— Это означает, — пояснил Ник, — что у брата начинается депрессия. Он хочет ужраться водки и помечтать о конце света на пару со своим дружком Шустрым.
Никита очень не одобряет моих намерений. По его мнению, человек обязан быть оптимистом и всегда верить в лучшее — иначе это не человек, а так… типа меня. А мне плевать, что он там одобряет. Я повернулся и пошел в другую сторону.

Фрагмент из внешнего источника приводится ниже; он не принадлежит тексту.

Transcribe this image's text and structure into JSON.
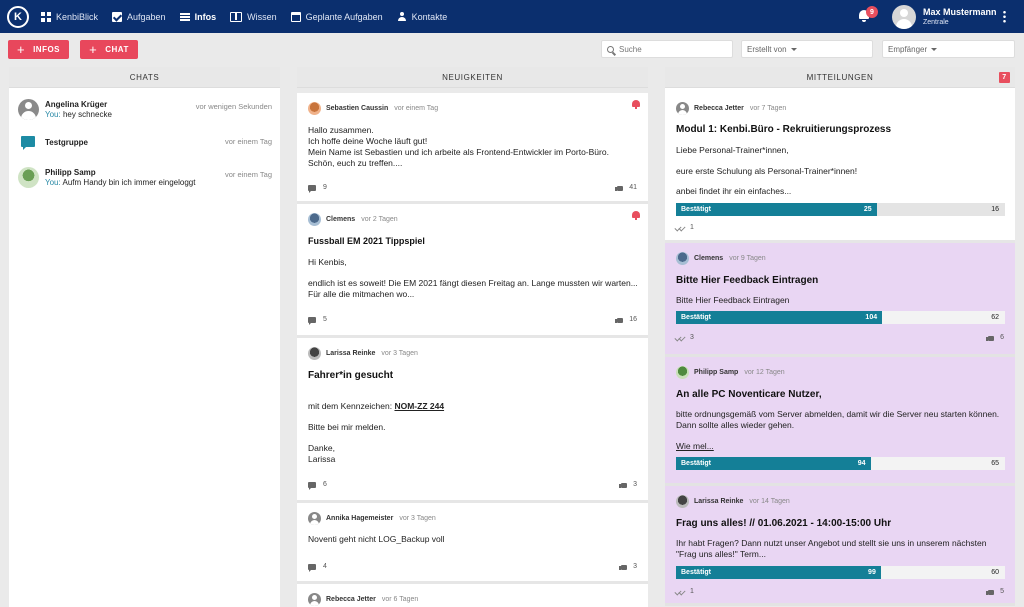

Шустрый живет на задворках проспекта Барковича, в соседнем здании с раздаточным пунктом. Живет на первом этаже, поскольку питание лифтов отключают часто, а подниматься по лестнице в инвалидной коляске тяжело. Шустрый не пессимист, просто ему все безразлично, включая жизнь и смерть. В первый год после того, как случилось, новый мир вызывал у Шустрого живой интерес. Он безрассудно экспериментировал с любыми предметами и процессами, презирая само понятие опасности. Он снискал славу бесстрашного экстремала, который ни минуты не сидит на месте — как раз тогда его и стали звать Шустрым. Это он первым додумался опустить в ведро воды кусок горячего железа: за счет перепада температур металл отбирает тепло у воды и быстро раскаляется, а вода тем временем стынет и замерзает. Получаем ледяной шар, внутрь которого вморожен светящийся сгусток жидкого железа. По этому принципу теперь делают добрую половину фонарей.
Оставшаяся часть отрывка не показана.